Activation specificity of synNotch system and construction of neuronal apoptosis model. (a) Representative images of primary neurons treated with 5 mM glutamic acid for different amounts of time and PS on neurons detected using an Annexin5-mCherry probe. Scale bar, 100 μm. (b) The apoptosis rates of neurons and astrocytes induced by different concentrations of glutamic acid were detected by TUNEL and Hochest costaining 6 h after glutamic acid addition and analyzed via one-way ANOVA with Tukey’s test (n = 5 represents five independent experiments). (c) Flow cytometry analysis of the total HEK-293T cells expressing synNotch receptors marked by mCherry. Colors represent cell density. (d) Flow cytometry analysis of the reporter EGFP in the dual-synNotch system expressed by HEK-293T cells, which were either activated by apoptotic neurons or not, for 24 h. (e) The concentration of BDNF-Flag in the supernatant of (d) was measured by ELISA and analyzed via one-way ANOVA with Tukey’s test (n = 3 represents three independent experiments). (f) Representative images of HEK-293T cells with reporter EGFP. The MFI of the reporter EGFP were counted and analyzed via a nonparametric unpaired t test with a two-tailed p value (n = 3 represents three independent experiments).
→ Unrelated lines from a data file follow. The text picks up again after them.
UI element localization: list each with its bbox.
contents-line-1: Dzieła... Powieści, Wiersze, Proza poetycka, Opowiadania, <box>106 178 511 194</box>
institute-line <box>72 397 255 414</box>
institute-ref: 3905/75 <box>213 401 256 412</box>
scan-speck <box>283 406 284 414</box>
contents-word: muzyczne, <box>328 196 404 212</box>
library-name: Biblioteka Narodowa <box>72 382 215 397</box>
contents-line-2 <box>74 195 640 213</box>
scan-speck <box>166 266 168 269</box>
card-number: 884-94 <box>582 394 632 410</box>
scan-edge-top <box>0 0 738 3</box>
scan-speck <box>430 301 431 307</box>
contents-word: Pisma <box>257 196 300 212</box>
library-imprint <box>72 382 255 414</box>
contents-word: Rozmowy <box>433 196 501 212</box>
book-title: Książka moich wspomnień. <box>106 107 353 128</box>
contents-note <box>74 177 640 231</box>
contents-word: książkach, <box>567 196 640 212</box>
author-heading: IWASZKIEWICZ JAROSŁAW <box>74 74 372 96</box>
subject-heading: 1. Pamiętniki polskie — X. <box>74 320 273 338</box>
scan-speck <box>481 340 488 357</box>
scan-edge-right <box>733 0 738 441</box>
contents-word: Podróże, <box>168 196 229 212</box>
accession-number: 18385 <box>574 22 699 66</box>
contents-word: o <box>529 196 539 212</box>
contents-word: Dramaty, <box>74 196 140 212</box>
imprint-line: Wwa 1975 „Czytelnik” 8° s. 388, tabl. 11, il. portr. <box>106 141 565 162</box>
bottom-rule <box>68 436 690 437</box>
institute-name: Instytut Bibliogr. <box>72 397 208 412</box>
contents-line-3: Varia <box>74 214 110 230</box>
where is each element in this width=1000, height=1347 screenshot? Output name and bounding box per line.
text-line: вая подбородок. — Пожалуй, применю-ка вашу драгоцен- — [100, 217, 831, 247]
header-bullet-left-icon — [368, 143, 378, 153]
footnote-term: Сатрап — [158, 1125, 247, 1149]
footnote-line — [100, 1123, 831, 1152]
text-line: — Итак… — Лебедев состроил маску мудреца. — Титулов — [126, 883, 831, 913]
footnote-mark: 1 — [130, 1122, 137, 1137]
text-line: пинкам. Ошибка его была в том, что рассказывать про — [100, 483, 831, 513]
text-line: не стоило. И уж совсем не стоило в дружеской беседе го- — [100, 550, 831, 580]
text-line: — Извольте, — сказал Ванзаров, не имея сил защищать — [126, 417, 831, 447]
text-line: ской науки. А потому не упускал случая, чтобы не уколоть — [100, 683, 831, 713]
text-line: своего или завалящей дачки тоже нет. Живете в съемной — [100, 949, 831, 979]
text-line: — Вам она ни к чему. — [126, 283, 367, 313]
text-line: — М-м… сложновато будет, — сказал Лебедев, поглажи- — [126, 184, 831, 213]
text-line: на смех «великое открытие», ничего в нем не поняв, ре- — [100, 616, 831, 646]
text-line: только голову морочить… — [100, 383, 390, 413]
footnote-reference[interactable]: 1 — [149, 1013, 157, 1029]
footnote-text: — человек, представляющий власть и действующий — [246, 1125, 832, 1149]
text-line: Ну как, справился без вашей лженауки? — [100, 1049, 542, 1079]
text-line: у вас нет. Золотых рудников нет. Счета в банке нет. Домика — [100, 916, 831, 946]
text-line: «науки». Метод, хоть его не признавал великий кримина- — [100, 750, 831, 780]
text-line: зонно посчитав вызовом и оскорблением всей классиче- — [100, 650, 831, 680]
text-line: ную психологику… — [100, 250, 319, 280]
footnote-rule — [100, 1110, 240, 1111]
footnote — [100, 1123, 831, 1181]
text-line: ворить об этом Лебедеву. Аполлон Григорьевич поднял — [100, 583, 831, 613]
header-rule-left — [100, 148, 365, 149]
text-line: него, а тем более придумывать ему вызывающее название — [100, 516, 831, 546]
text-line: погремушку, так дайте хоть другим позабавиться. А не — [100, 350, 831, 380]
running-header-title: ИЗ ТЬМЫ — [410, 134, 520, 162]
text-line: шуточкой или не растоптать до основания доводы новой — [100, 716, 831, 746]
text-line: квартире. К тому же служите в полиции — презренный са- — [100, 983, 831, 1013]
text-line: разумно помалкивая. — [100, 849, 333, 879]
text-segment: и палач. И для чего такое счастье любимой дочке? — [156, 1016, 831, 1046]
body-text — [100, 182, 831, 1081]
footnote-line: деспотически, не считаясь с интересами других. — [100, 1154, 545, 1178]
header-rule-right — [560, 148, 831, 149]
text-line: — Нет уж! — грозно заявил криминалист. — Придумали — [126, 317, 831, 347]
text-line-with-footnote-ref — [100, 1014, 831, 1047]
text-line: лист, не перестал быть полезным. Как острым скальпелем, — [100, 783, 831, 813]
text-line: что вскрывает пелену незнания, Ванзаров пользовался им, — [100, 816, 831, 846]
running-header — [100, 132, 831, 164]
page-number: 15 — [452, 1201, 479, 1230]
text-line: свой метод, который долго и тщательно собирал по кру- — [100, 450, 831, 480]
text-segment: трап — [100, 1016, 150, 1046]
Scale bar, 100 μm. All data above are shown as mean ± s.e.m. (ns > 0.05; * p < 0.05; ** p < 0.01; *** p < 0.001; **** p < 0.0001).

Figure 6

The activation of dual-synNotch receptors and biomarker production by primary astrocytes (a) Representative images of the two receptors expressed on primary astrocytes transfected by liposome and lentivirus. Scale bar, 50 μm. (b) Representative images of reporter EGFP in primary astrocytes. The primary astrocytes were transfected with double LVs (MOI = 1) and cocultured with neurons which were induced apoptosis by 5 mM L-glutamic acid for 48 h. Scale bar, 200 μm. The relative MFI of EGFP was analyzed via one-way ANOVA with Tukey’s test (n = 3 represents three independent experiments). (c) Bioluminescent imaging; The bioluminescent intensity of GLuc-IgG1 Fc in cell culture supernatants was measured in (b) (n = 4 represents four independent experiments) and analyzed via one-way ANOVA with Tukey’s test. (d) Bioluminescent imaging; The bioluminescent intensity of GLuc-IgG1 Fc in cell culture supernatants were measured at various time points after the induction of neuronal apoptosis in the presence of glutamic acid (n = 3 represents three independent experiments); the data were analyzed via two-way ANOVA with Tukey’s test. (e) Representative images of reporter EGFP in astrocytes and the TUNEL staining of neurons induced by 0, 1 and 5 mM glutamic acid for 48 h. Scale bar, 50 μm. All the above data are shown as mean ± s.e.m. (ns > 0.05; * p < 0.05; *** p < 0.001; **** p < 0.0001).

Figure 7

Transcriptome of neural support function, normal physiological metabolism, and immune response of reprogrammed primary astrocytes. (a) Cluster heatmap and volcano plot of general-property-related genes of astrocytes (n = 4 represents four independent experiments). (b) Cluster heatmap and volcano plot of synapse-modification-related genes of astrocytes (n = 4 represents four independent experiments). (c) Cluster heatmap and volcano plot of cholesterol-metabolism-related genes of astrocytes (n = 4 independent samples). (d) Cluster heatmap and volcano plot of glycolysis- and glucose-metabolism-related genes of astrocytes (n = 4 represents four independent experiments). (e) Cluster heatmap and volcano plot of complement-cascade-pathway-related genes of astrocytes (n = 4 represents four independent experiments). (f) Cluster heatmap and volcano plot of MHC-I-type-related genes of astrocytes (n = 4 represents four independent experiments). The grey vertical dotted line represents |log₂ FoldChange|=1, and the grey horizontal line represents that p-value=0.05.